MMSYM 2026 Workshop on
Semi-Automated Workflows for Facilitating Multimodal Language Processing
(SWiFT-MLP)
Workshop date 8th of September (co-located with Symposium Series on Multimodal Communication, 9-11 September 2026)
MMSYM 2026 in Leuven, Belgium
About
SWiFT-MLP: Semi-Automated Workflows for Facilitating Multimodal Language Processing is a hands-on workshop on practical, reproducible workflows for analyzing multimodal communication.
It is designed for researchers and students working with audio/video data who want to use new technology to facilitate speech/gesture annotation and analyze gesture kinematics.
Building on the earlier MEDAL workshop on automatic processing of multimodal interaction, SWiFT-MLP introduces semi-automated pipelines to:
- automatically extract body keypoints using MediaPipe
- automatically segment manual gestures
- automatically transcribe speech using WhisperX
- export annotations to common analysis tools (e.g., Praat, ELAN)

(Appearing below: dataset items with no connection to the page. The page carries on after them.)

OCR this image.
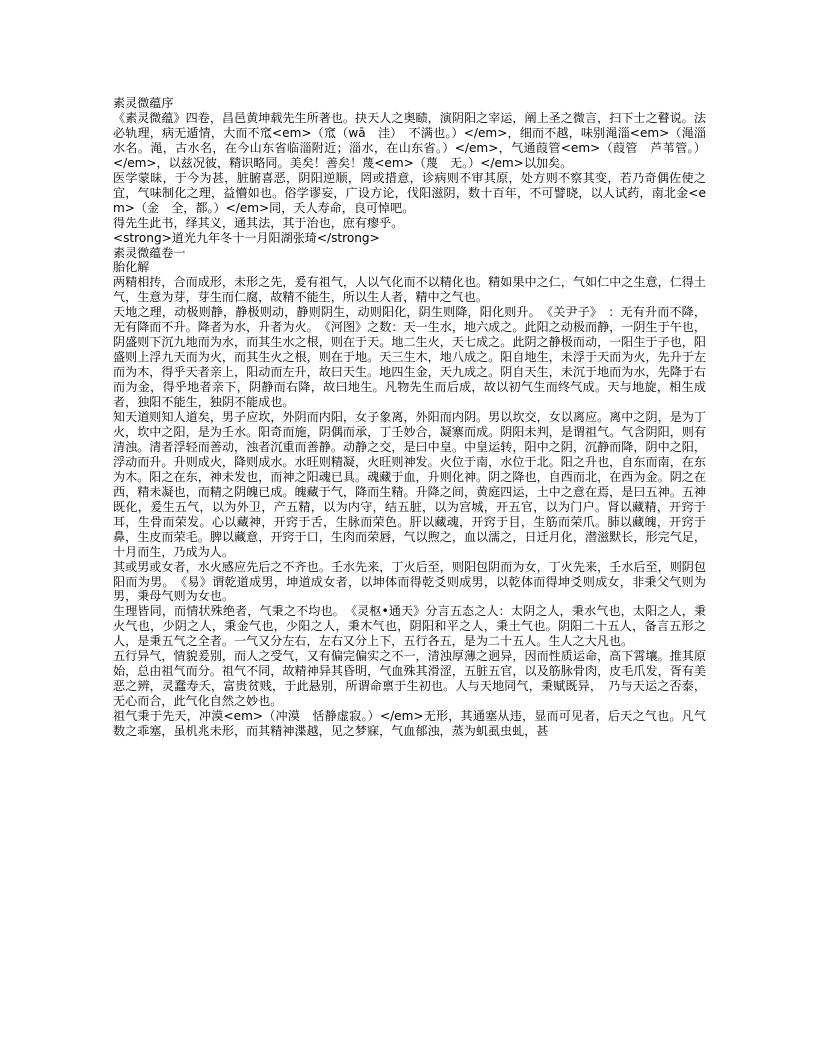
素灵微蕴序

《素灵微蕴》四卷，昌邑黄坤载先生所著也。抉天人之奥赜，演阴阳之宰运，阐上圣之微言，扫下士之瞽说。法必轨理，病无遁情，大而不窊<em>（窊（wā　洼）　不满也。）</em>，细而不越，味别渑淄<em>（渑淄　水名。渑，古水名，在今山东省临淄附近；淄水，在山东省。）</em>，气通葭管<em>（葭管　芦苇管。）</em>，以兹况彼，精识略同。美矣！善矣！蔑<em>（蔑　无。）</em>以加矣。

医学蒙昧，于今为甚，脏腑喜恶，阴阳逆顺，罔或措意，诊病则不审其原，处方则不察其变，若乃奇偶佐使之宜，气味制化之理，益懵如也。俗学谬妄，广设方论，伐阳滋阴，数十百年，不可譬晓，以人试药，南北金<em>（金　全，都。）</em>同，夭人寿命，良可悼吧。

得先生此书，绎其义，通其法，其于治也，庶有瘳乎。

<strong>道光九年冬十一月阳湖张琦</strong>

素灵微蕴卷一

胎化解

两精相抟，合而成形，未形之先，爰有祖气，人以气化而不以精化也。精如果中之仁，气如仁中之生意，仁得土气，生意为芽，芽生而仁腐，故精不能生，所以生人者，精中之气也。

天地之理，动极则静，静极则动，静则阴生，动则阳化，阴生则降，阳化则升。　《关尹子》　：无有升而不降，无有降而不升。降者为水，升者为火。　《河图》之数：天一生水，地六成之。此阳之动极而静，一阴生于午也，阴盛则下沉九地而为水，而其生水之根，则在于天。地二生火，天七成之。此阴之静极而动，一阳生于子也，阳盛则上浮九天而为火，而其生火之根，则在于地。天三生木，地八成之。阳自地生，未浮于天而为火，先升于左而为木，得乎天者亲上，阳动而左升，故曰天生。地四生金，天九成之。阴自天生，未沉于地而为水，先降于右而为金，得乎地者亲下，阴静而右降，故曰地生。凡物先生而后成，故以初气生而终气成。天与地旋，相生成者，独阳不能生，独阴不能成也。

知天道则知人道矣，男子应坎，外阴而内阳，女子象离，外阳而内阴。男以坎交，女以离应。离中之阴，是为丁火，坎中之阳，是为壬水。阳奇而施，阴偶而承，丁壬妙合，凝寨而成。阴阳未判，是谓祖气。气含阴阳，则有清浊。清者浮轻而善动，浊者沉重而善静。动静之交，是曰中皇。中皇运转，阳中之阴，沉静而降，阴中之阳，浮动而升。升则成火，降则成水。水旺则精凝，火旺则神发。火位于南，水位于北。阳之升也，自东而南，在东为木。阳之在东，神未发也，而神之阳魂已具。魂藏于血，升则化神。阴之降也，自西而北，在西为金。阴之在西，精未凝也，而精之阴魄已成。魄藏于气，降而生精。升降之间，黄庭四运，土中之意在焉，是曰五神。五神既化，爰生五气，以为外卫，产五精，以为内守，结五脏，以为宫城，开五官，以为门户。肾以藏精，开窍于耳，生骨而荣发。心以藏神，开窍于舌，生脉而荣色。肝以藏魂，开窍于目，生筋而荣爪。肺以藏魄，开窍于鼻，生皮而荣毛。脾以藏意，开窍于口，生肉而荣唇，气以煦之，血以濡之，日迁月化，潜滋默长，形完气足，十月而生，乃成为人。

其或男或女者，水火感应先后之不齐也。壬水先来，丁火后至，则阳包阴而为女，丁火先来，壬水后至，则阴包阳而为男。　《易》谓乾道成男，坤道成女者，以坤体而得乾爻则成男，以乾体而得坤爻则成女，非秉父气则为男，秉母气则为女也。

生理皆同，而情状殊绝者，气秉之不均也。　《灵枢•通天》分言五态之人：太阴之人，秉水气也，太阳之人，秉火气也，少阴之人，秉金气也，少阳之人，秉木气也，阴阳和平之人，秉土气也。阴阳二十五人，备言五形之人，是秉五气之全者。一气又分左右，左右又分上下，五行各五，是为二十五人。生人之大凡也。

五行异气，情貌爰别，而人之受气，又有偏完偏实之不一，清浊厚薄之迥异，因而性质运命，高下霄壤。推其原始，总由祖气而分。祖气不同，故精神异其昏明，气血殊其滑涩，五脏五官，以及筋脉骨肉，皮毛爪发，胥有美恶之辨，灵蠢寿夭，富贵贫贱，于此悬别，所谓命禀于生初也。人与天地同气，秉赋既异，　乃与天运之否泰，无心而合，此气化自然之妙也。

祖气秉于先天，冲漠<em>（冲漠　恬静虚寂。）</em>无形，其通塞从违，显而可见者，后天之气也。凡气数之乖塞，虽机兆未形，而其精神渫越，见之梦寐，气血郁浊，蒸为虮虱虫虬，甚
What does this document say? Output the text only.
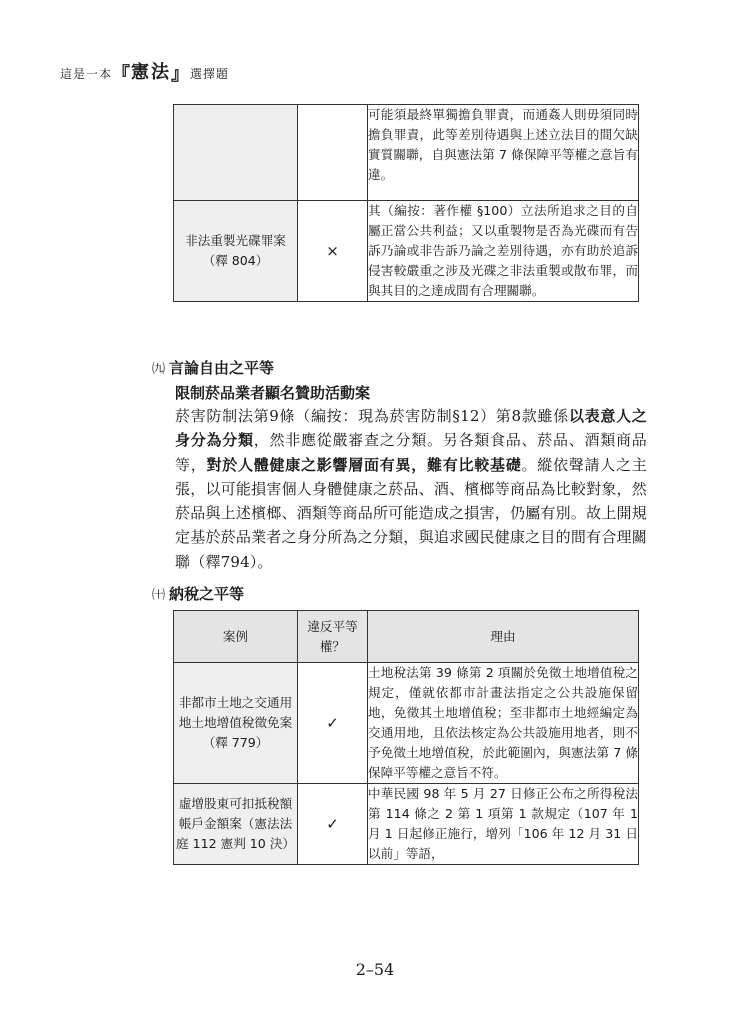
這是一本『憲法』選擇題
		可能須最終單獨擔負罪責，而通姦人則毋須同時擔負罪責，此等差別待遇與上述立法目的間欠缺實質關聯，自與憲法第 7 條保障平等權之意旨有違。
非法重製光碟罪案（釋 804）	×	其（編按：著作權 §100）立法所追求之目的自屬正當公共利益；又以重製物是否為光碟而有告訴乃論或非告訴乃論之差別待遇，亦有助於追訴侵害較嚴重之涉及光碟之非法重製或散布罪，而與其目的之達成間有合理關聯。
㈨ 言論自由之平等
限制菸品業者顯名贊助活動案
菸害防制法第9條（編按：現為菸害防制§12）第8款雖係以表意人之身分為分類，然非應從嚴審查之分類。另各類食品、菸品、酒類商品等，對於人體健康之影響層面有異，難有比較基礎。縱依聲請人之主張，以可能損害個人身體健康之菸品、酒、檳榔等商品為比較對象，然菸品與上述檳榔、酒類等商品所可能造成之損害，仍屬有別。故上開規定基於菸品業者之身分所為之分類，與追求國民健康之目的間有合理關聯（釋794）。
㈩ 納稅之平等
案例	違反平等權？	理由
非都市土地之交通用地土地增值稅徵免案（釋 779）	✓	土地稅法第 39 條第 2 項關於免徵土地增值稅之規定，僅就依都市計畫法指定之公共設施保留地，免徵其土地增值稅；至非都市土地經編定為交通用地，且依法核定為公共設施用地者，則不予免徵土地增值稅，於此範圍內，與憲法第 7 條保障平等權之意旨不符。
虛增股東可扣抵稅額帳戶金額案（憲法法庭 112 憲判 10 決）	✓	中華民國 98 年 5 月 27 日修正公布之所得稅法第 114 條之 2 第 1 項第 1 款規定（107 年 1 月 1 日起修正施行，增列「106 年 12 月 31 日以前」等語，
2–54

- compare signals across modalities (e.g., speech, gesture) and analyze gesture kinematics
The workshop is especially well-suited to the MMSYM community, bringing together perspectives from multimodal communication, linguistics, NLP, computer vision, and cognitive science. It aims to support researchers who need robust, transparent, and reusable workflows for studying embodied communication in interaction.
News
Application
Application is now open until April 30, 2026. We will accept a maximum of 20 participants.
A registration fee of 100 euros will be charged. The cost includes training, coffee breaks, lunch, and a social event in the evening.
Official registration and payment are due after applicants have been selected and have received a confirmation email. The confirmation email will be sent by May 15.
Schedule
| Time | Event |
|---|---|
| 09:00 - 09:15 | Introduction |
| 09:15 - 09:45 | Setup of the environment and tools (Visual Studio Code, Miniconda, MediaPipe, WhisperX) |
| 09:45 - 10:45 | Extracting body key points using MediaPipe |
| 10:45 - 11:00 | Break |
| 11:00 - 12:15 | Gesture segmentation and visualizing segmentation results in ELAN |
| 12:15 - 13:30 | Lunch break |
| 13:30 - 13:45 | Speech transcription using WhisperX |
| 13:45 - 15:00 | Hands-on: Exporting transcriptions into ELAN |
| 15:00 - 15:15 | Break |
| 15:15 - 16:30 | Multimodal similarity analysis using kinematic and speech features |
| 16:30 - 17:00 | Discussion, wrap-up, and next steps |
Organizers
Esam Ghaleb
Max Planck Institute for Psycholinguistics
Sho Akamine
Max Planck Institute for Psycholinguistics
This workshop builds upon an earlier version developed for the MEDAL Summer School, which was jointly organized with Raquel Fernández (Universitat of Amsterdam).
Sponsor
We thank the Multimodal Language Department (MLD) at Max Planck Institute for Psycholinguistics, for sponsoring this workshop.